Other than a few documents, most of the Vatican archives are kept secret from the public. What is the official explanation for this? As an outside observer, it seems like the secrecy might be to hide evidence for mistakes committed within the church, but I imagine the church would explain it differently.
"Secret" is probably about the worst possible translation I can think of for the original term. The "Archivio Segreto Vaticano" is the current term in Italian, as documented on the Archive's website. This translates the Latin "Archivium Secretum Vaticanum" (see for example the references here). Secretum in Latin, however, does not necessarily mean "secret". It can; but it can also mean "separate", "set apart", "private": see especially the II (β) entries in the Lewis & Short dictionary entry for the main verb form (secerno). The Archive itself, on its website, interprets segreto as meaning private, that is, personal to the Pope.
The documents themselves are not secret; they are indexed, with a publicly accessible index available in the Leo XIII index room, and documents in the index (organized by the man who was Pope at the time) are freely available for research by scholars, until (as it appears) the end of the papacy ending about 80 years ago; currently this allows access to documents issued in or before 1939, during the papacy of Pope Pius XI. (One can always speculate, of course, that there are deliberately un-indexed works present in the Archives which are indeed secret, in that there's no way for the public to request them; but I'm aware of no evidence that such might reasonably be the case.)
Pope St.
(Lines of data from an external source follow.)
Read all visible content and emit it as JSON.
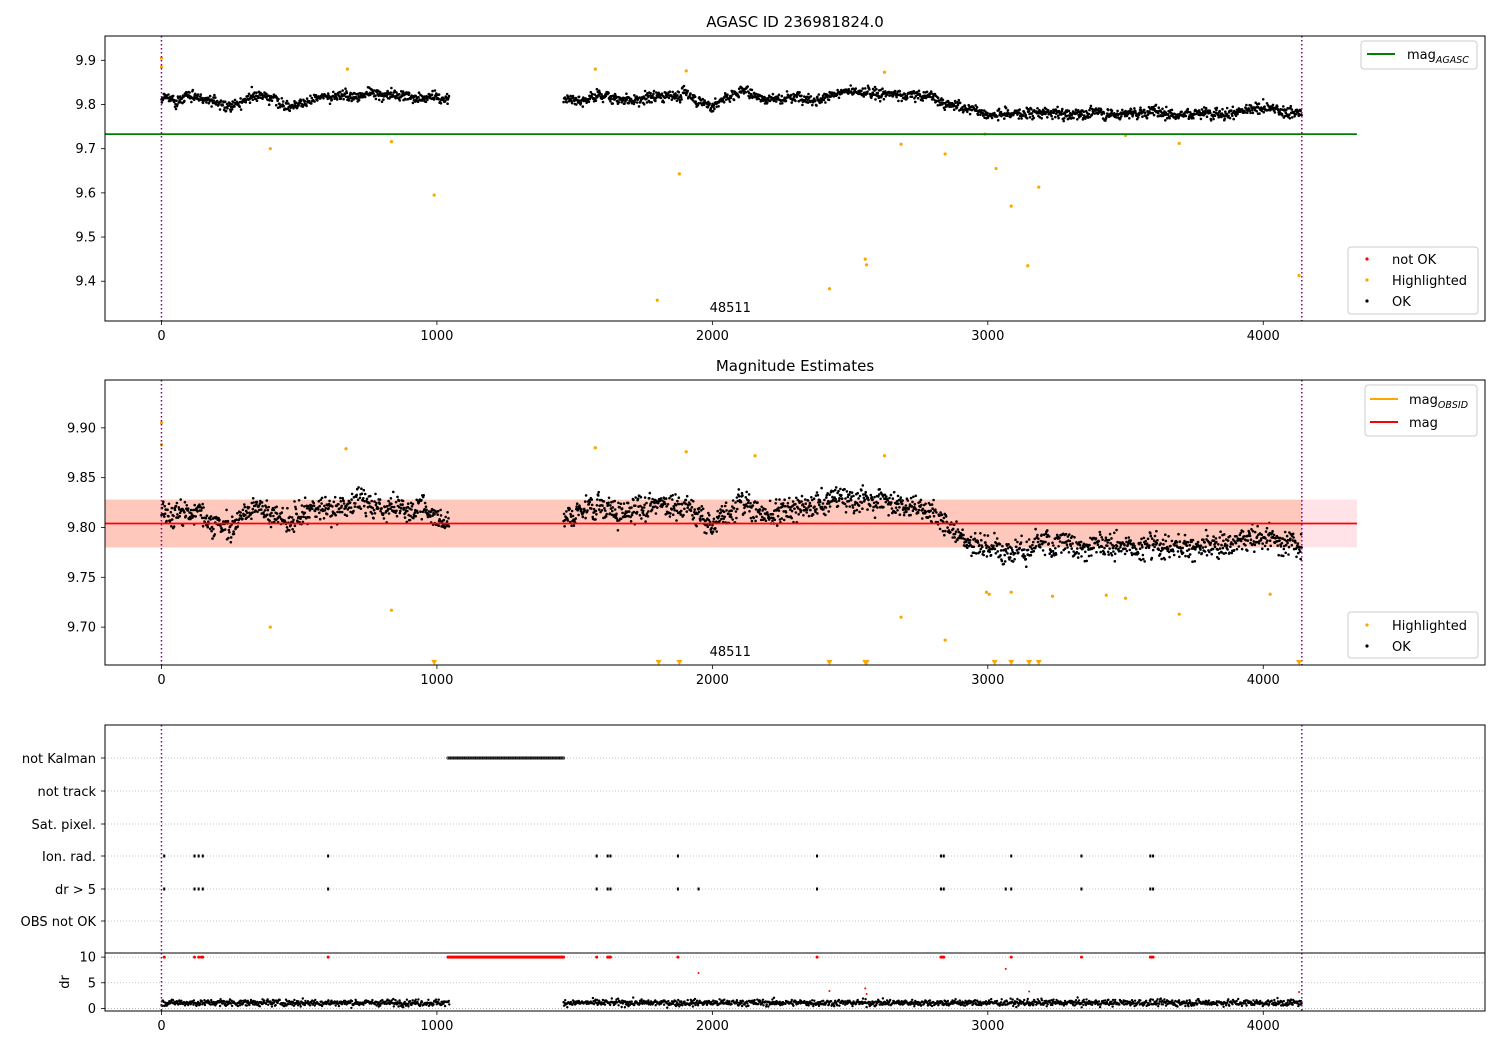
{
  "colors": {
    "ok": "#000000",
    "highlighted": "#ffa500",
    "not_ok": "#ff0000",
    "mag_agasc_line": "#008000",
    "mag_line": "#ff0000",
    "mag_obsid_line": "#ffa500",
    "band_obsid": "#ffa07a",
    "band_mag": "#ffc0cb",
    "obsid_boundary": "#800080",
    "grid": "#b0b0b0"
  },
  "chart_data": [
    {
      "id": "agasc",
      "type": "scatter",
      "title": "AGASC ID 236981824.0",
      "xlim": [
        -205,
        4805
      ],
      "ylim": [
        9.31,
        9.955
      ],
      "xticks": [
        0,
        1000,
        2000,
        3000,
        4000
      ],
      "yticks": [
        9.4,
        9.5,
        9.6,
        9.7,
        9.8,
        9.9
      ],
      "obsid_label": "48511",
      "obsid_label_x": 2065,
      "obsid_boundaries": [
        0,
        4140
      ],
      "mag_agasc": {
        "value": 9.733,
        "x_range": [
          -205,
          4340
        ]
      },
      "legend_lines": [
        {
          "label": "mag",
          "subscript": "AGASC"
        }
      ],
      "legend_points": [
        "not OK",
        "Highlighted",
        "OK"
      ],
      "ok_segments": [
        {
          "x": [
            0,
            1045
          ],
          "levels": [
            [
              0,
              9.812
            ],
            [
              150,
              9.815
            ],
            [
              250,
              9.8
            ],
            [
              350,
              9.822
            ],
            [
              450,
              9.808
            ],
            [
              550,
              9.812
            ],
            [
              700,
              9.825
            ],
            [
              850,
              9.822
            ],
            [
              1045,
              9.812
            ]
          ]
        },
        {
          "x": [
            1460,
            4140
          ],
          "levels": [
            [
              1460,
              9.81
            ],
            [
              1600,
              9.825
            ],
            [
              1700,
              9.81
            ],
            [
              1900,
              9.825
            ],
            [
              2000,
              9.8
            ],
            [
              2100,
              9.83
            ],
            [
              2200,
              9.815
            ],
            [
              2400,
              9.822
            ],
            [
              2600,
              9.828
            ],
            [
              2800,
              9.818
            ],
            [
              2900,
              9.795
            ],
            [
              3000,
              9.78
            ],
            [
              3500,
              9.782
            ],
            [
              4140,
              9.785
            ]
          ]
        }
      ],
      "highlighted": [
        [
          0,
          9.905
        ],
        [
          0,
          9.885
        ],
        [
          395,
          9.7
        ],
        [
          675,
          9.88
        ],
        [
          835,
          9.716
        ],
        [
          990,
          9.595
        ],
        [
          1575,
          9.88
        ],
        [
          1800,
          9.357
        ],
        [
          1880,
          9.643
        ],
        [
          1905,
          9.876
        ],
        [
          2425,
          9.383
        ],
        [
          2555,
          9.45
        ],
        [
          2560,
          9.437
        ],
        [
          2625,
          9.873
        ],
        [
          2685,
          9.71
        ],
        [
          2845,
          9.688
        ],
        [
          3030,
          9.655
        ],
        [
          3085,
          9.57
        ],
        [
          3145,
          9.435
        ],
        [
          3185,
          9.613
        ],
        [
          3695,
          9.712
        ],
        [
          4130,
          9.413
        ],
        [
          3500,
          9.73
        ],
        [
          2990,
          9.733
        ]
      ]
    },
    {
      "id": "estimates",
      "type": "scatter",
      "title": "Magnitude Estimates",
      "xlim": [
        -205,
        4805
      ],
      "ylim": [
        9.662,
        9.948
      ],
      "xticks": [
        0,
        1000,
        2000,
        3000,
        4000
      ],
      "yticks": [
        9.7,
        9.75,
        9.8,
        9.85,
        9.9
      ],
      "ytick_labels": [
        "9.70",
        "9.75",
        "9.80",
        "9.85",
        "9.90"
      ],
      "obsid_label": "48511",
      "obsid_label_x": 2065,
      "obsid_boundaries": [
        0,
        4140
      ],
      "mag": {
        "value": 9.804,
        "band": [
          9.78,
          9.828
        ],
        "x_range": [
          -205,
          4340
        ]
      },
      "mag_obsid": {
        "value": 9.804,
        "band": [
          9.78,
          9.828
        ],
        "x_range": [
          -205,
          4140
        ]
      },
      "legend_lines": [
        {
          "label": "mag",
          "subscript": "OBSID"
        },
        {
          "label": "mag",
          "subscript": ""
        }
      ],
      "legend_points": [
        "Highlighted",
        "OK"
      ],
      "highlighted": [
        [
          0,
          9.905
        ],
        [
          0,
          9.883
        ],
        [
          670,
          9.879
        ],
        [
          395,
          9.7
        ],
        [
          835,
          9.717
        ],
        [
          1575,
          9.88
        ],
        [
          1905,
          9.876
        ],
        [
          2625,
          9.872
        ],
        [
          2685,
          9.71
        ],
        [
          2845,
          9.687
        ],
        [
          2995,
          9.735
        ],
        [
          3005,
          9.733
        ],
        [
          3085,
          9.735
        ],
        [
          3235,
          9.731
        ],
        [
          3430,
          9.732
        ],
        [
          3500,
          9.729
        ],
        [
          3695,
          9.713
        ],
        [
          4025,
          9.733
        ],
        [
          2155,
          9.872
        ]
      ],
      "below_axis_markers": [
        990,
        1805,
        1880,
        2425,
        2555,
        2560,
        3025,
        3085,
        3150,
        3185,
        4130
      ]
    },
    {
      "id": "flags",
      "type": "scatter",
      "xlim": [
        -205,
        4805
      ],
      "xticks": [
        0,
        1000,
        2000,
        3000,
        4000
      ],
      "obsid_boundaries": [
        0,
        4140
      ],
      "flag_labels": [
        "not Kalman",
        "not track",
        "Sat. pixel.",
        "Ion. rad.",
        "dr > 5",
        "OBS not OK"
      ],
      "not_kalman_range": [
        1040,
        1460
      ],
      "ion_rad_x": [
        10,
        120,
        135,
        150,
        605,
        1580,
        1620,
        1630,
        1875,
        2380,
        2830,
        2840,
        3085,
        3340,
        3590,
        3600
      ],
      "dr5_x": [
        10,
        120,
        135,
        150,
        605,
        1580,
        1620,
        1630,
        1875,
        1950,
        2380,
        2830,
        2840,
        3065,
        3085,
        3340,
        3590,
        3600
      ],
      "dr_ylabel": "dr",
      "dr_yticks": [
        0,
        5,
        10
      ],
      "dr_ylim": [
        -0.5,
        10.8
      ],
      "dr_segments": [
        [
          0,
          1045
        ],
        [
          1460,
          4140
        ]
      ],
      "dr_capped_x": [
        10,
        120,
        135,
        145,
        150,
        605,
        1580,
        1620,
        1625,
        1630,
        1875,
        2380,
        2830,
        2835,
        2840,
        3085,
        3340,
        3590,
        3595,
        3600
      ],
      "dr_capped_range": [
        1040,
        1460
      ],
      "dr_extra_points": [
        [
          1950,
          6.9
        ],
        [
          3065,
          7.7
        ],
        [
          2425,
          3.4
        ],
        [
          2555,
          3.9
        ],
        [
          2560,
          2.8
        ],
        [
          3150,
          3.3
        ],
        [
          4130,
          3.2
        ]
      ]
    }
  ]
}
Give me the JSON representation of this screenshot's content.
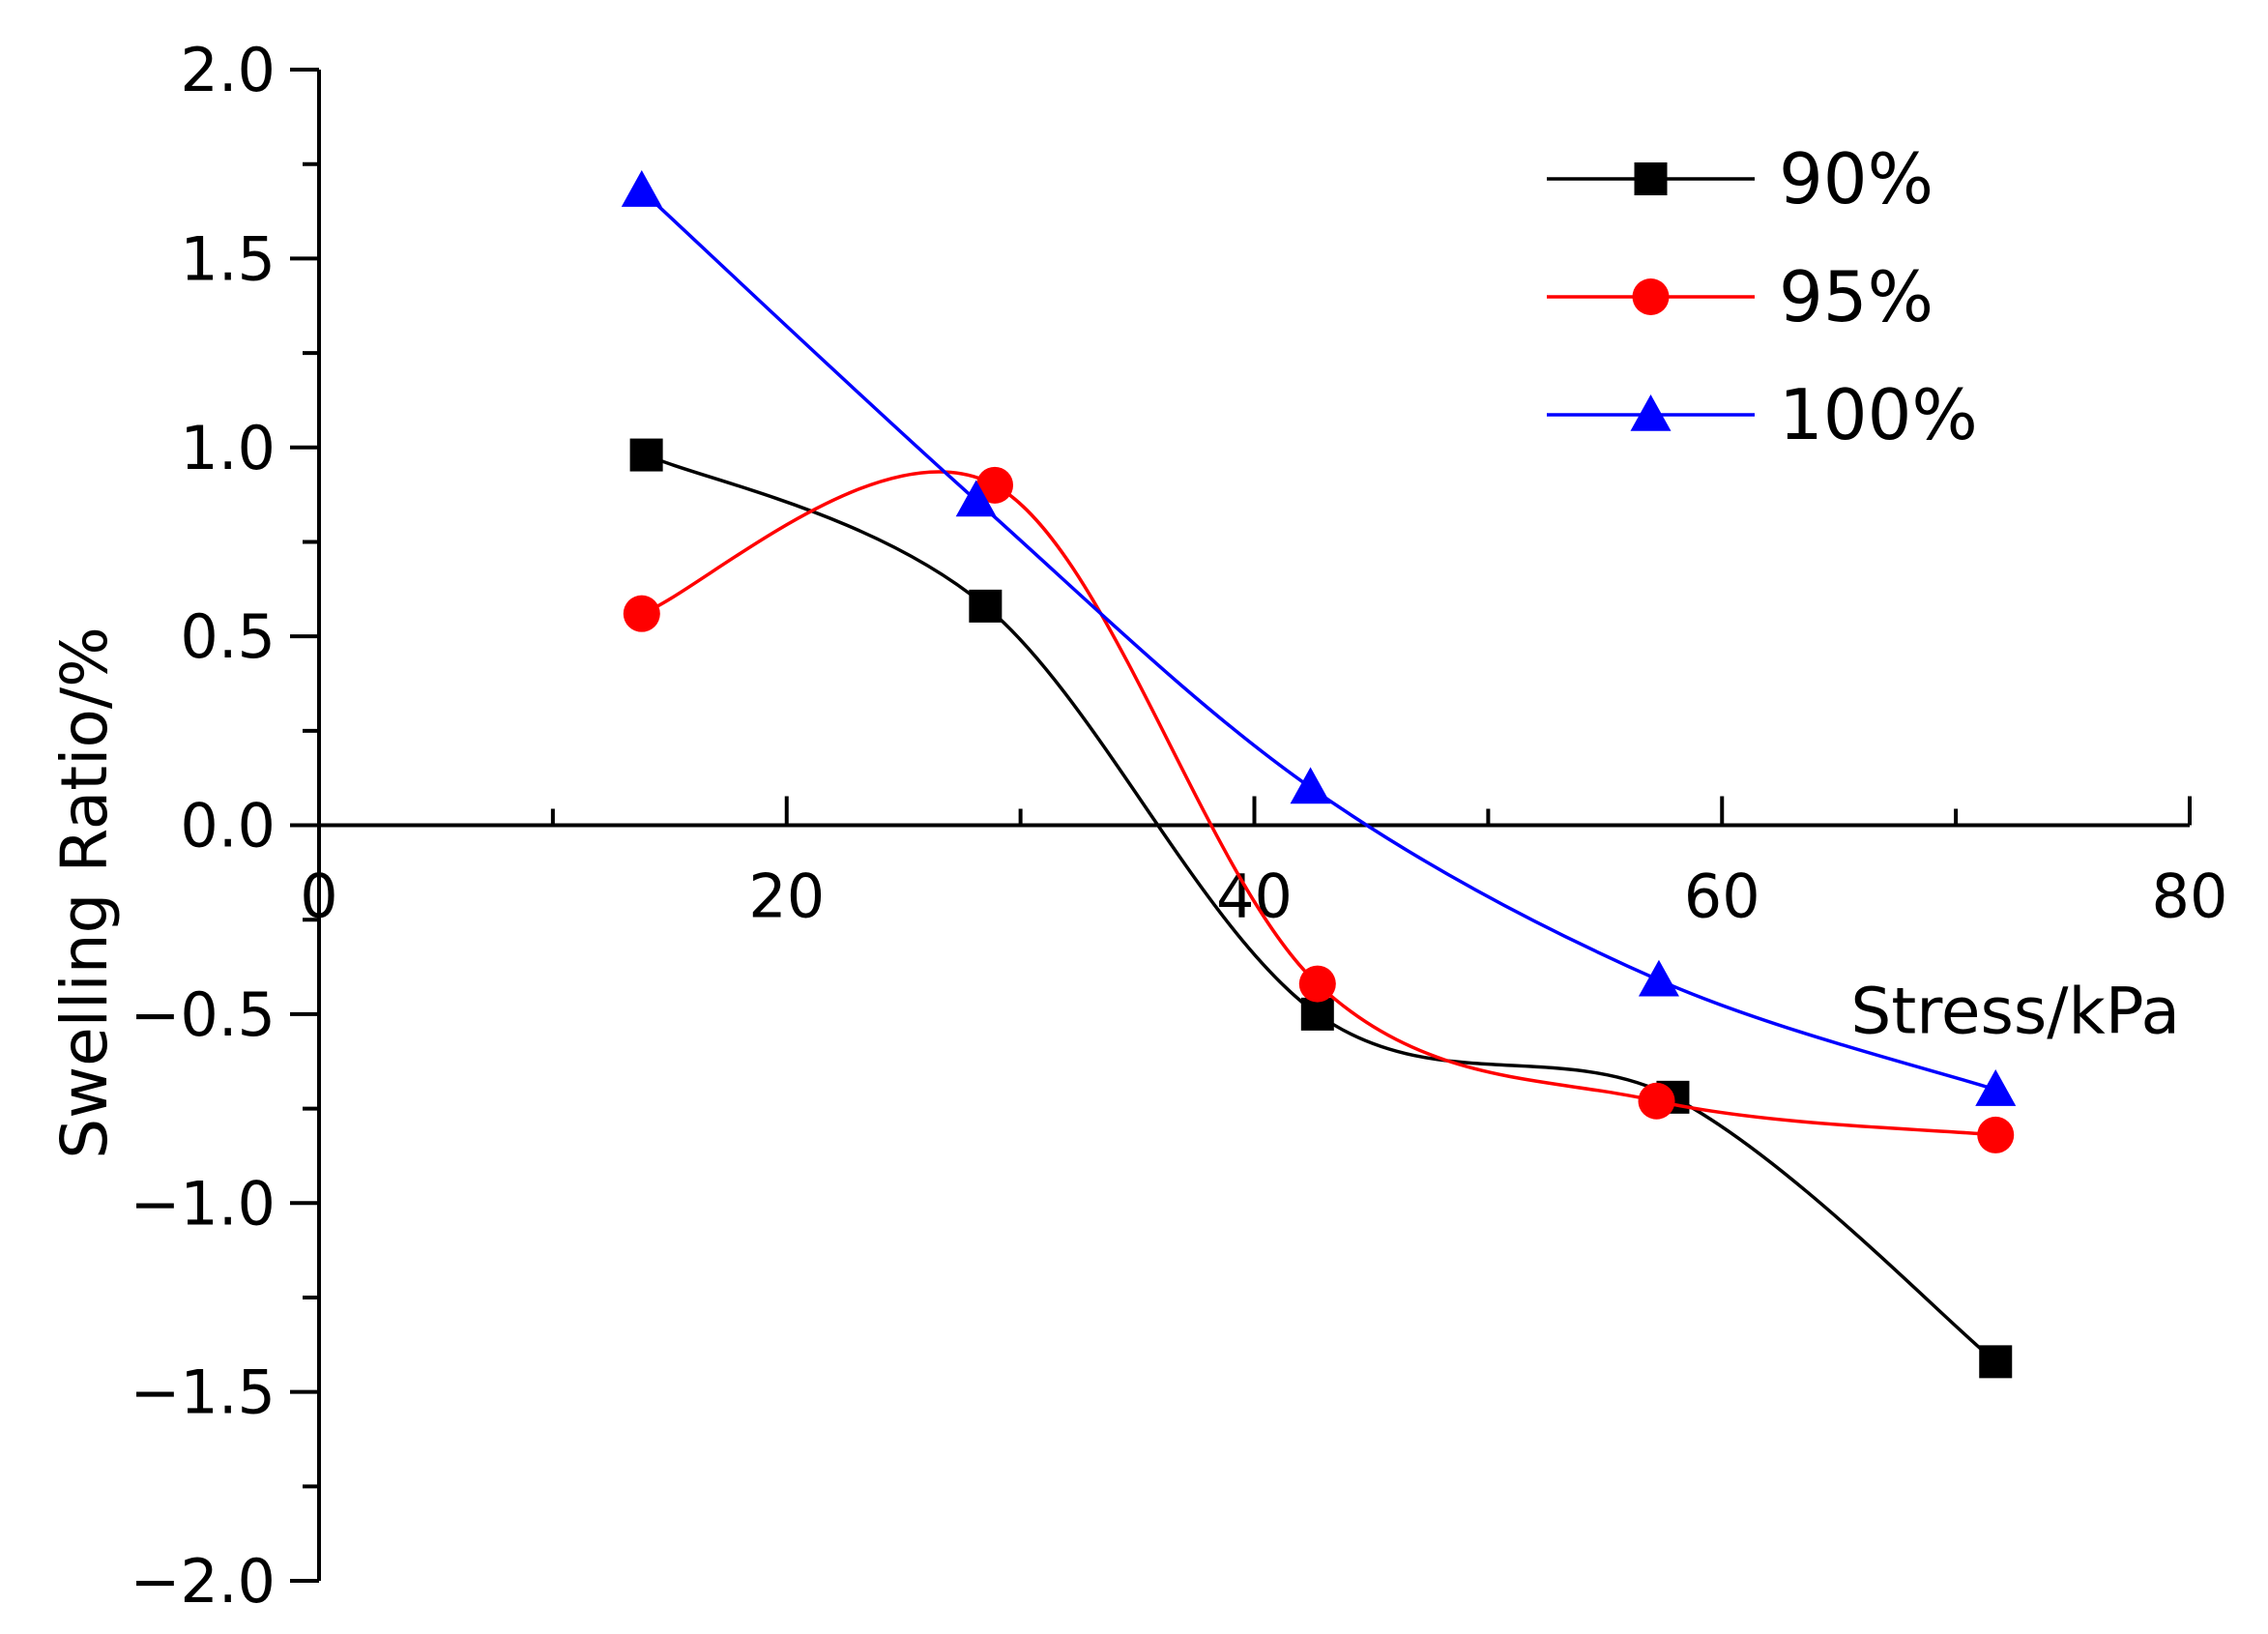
{
  "chart_data": {
    "type": "line",
    "title": "",
    "xlabel": "Stress/kPa",
    "ylabel": "Swelling Ratio/%",
    "xlim": [
      0,
      80
    ],
    "ylim": [
      -2.0,
      2.0
    ],
    "x_ticks": [
      0,
      20,
      40,
      60,
      80
    ],
    "x_tick_labels": [
      "0",
      "20",
      "40",
      "60",
      "80"
    ],
    "x_minor_step": 10,
    "y_ticks": [
      2.0,
      1.5,
      1.0,
      0.5,
      0.0,
      -0.5,
      -1.0,
      -1.5,
      -2.0
    ],
    "y_tick_labels": [
      "2.0",
      "1.5",
      "1.0",
      "0.5",
      "0.0",
      "−0.5",
      "−1.0",
      "−1.5",
      "−2.0"
    ],
    "y_minor_step": 0.25,
    "grid": false,
    "legend_position": "top-right",
    "smooth": true,
    "series": [
      {
        "name": "90%",
        "color": "#000000",
        "marker": "square",
        "x": [
          14,
          28.5,
          42.7,
          57.9,
          71.7
        ],
        "y": [
          0.98,
          0.58,
          -0.5,
          -0.72,
          -1.42
        ]
      },
      {
        "name": "95%",
        "color": "#ff0000",
        "marker": "circle",
        "x": [
          13.8,
          28.9,
          42.7,
          57.2,
          71.7
        ],
        "y": [
          0.56,
          0.9,
          -0.42,
          -0.73,
          -0.82
        ]
      },
      {
        "name": "100%",
        "color": "#0000ff",
        "marker": "triangle",
        "x": [
          13.8,
          28.1,
          42.4,
          57.3,
          71.7
        ],
        "y": [
          1.68,
          0.86,
          0.1,
          -0.41,
          -0.7
        ]
      }
    ]
  }
}
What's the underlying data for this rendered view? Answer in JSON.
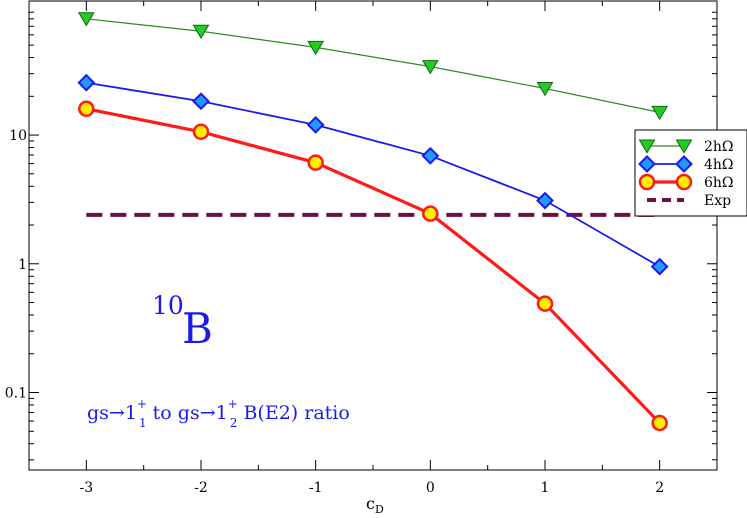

John Paul II described the work of those staffing the Archivio Segreto as being fundamentally a public work, part of the overall work of the Vatican Library:
Your work is not confined to your efforts to preserve the books and manuscripts, the Acts of the Supreme Pontiffs and of the Offices of the Roman Curia, and to handing them on down the centuries, but above all it aims to make available to the Holy See and all the world's scholars the treasures of culture and art kept in the Archives and the Library. For this very reason it is also your duty to carry out attentive and detailed studies of these treasures, often with the help of other experts, so that they can be published with scholarly precision.
It is easy to understand the interest and care taken by my venerable Predecessors, especially in recent centuries, to create, promote and oversee the Apostolic Library, and later, as a fully-fledged branch of it, the Papal Archives. I am thinking of Nicholas V, Sixtus IV, Sixtus V, Paul V and many other Pontiffs, down to Leo XIII, who decided to open the Archives to scholarly research, and Pius XI, who was himself personally involved in this noble field of interest as Prefect of the Apostolic Library.
There is no "secrecy", then, involved in the "secret archives" of the Vatican; all the documents are available from roughly before any living person's lifetime (and many since their lifetime; for example, all the Vatican's documents on the Second Vatican Council and on the Vatican's "Information Office on Prisoners of War" from World War II have been made public). The word "secret" is merely an unfortunate mistranslation.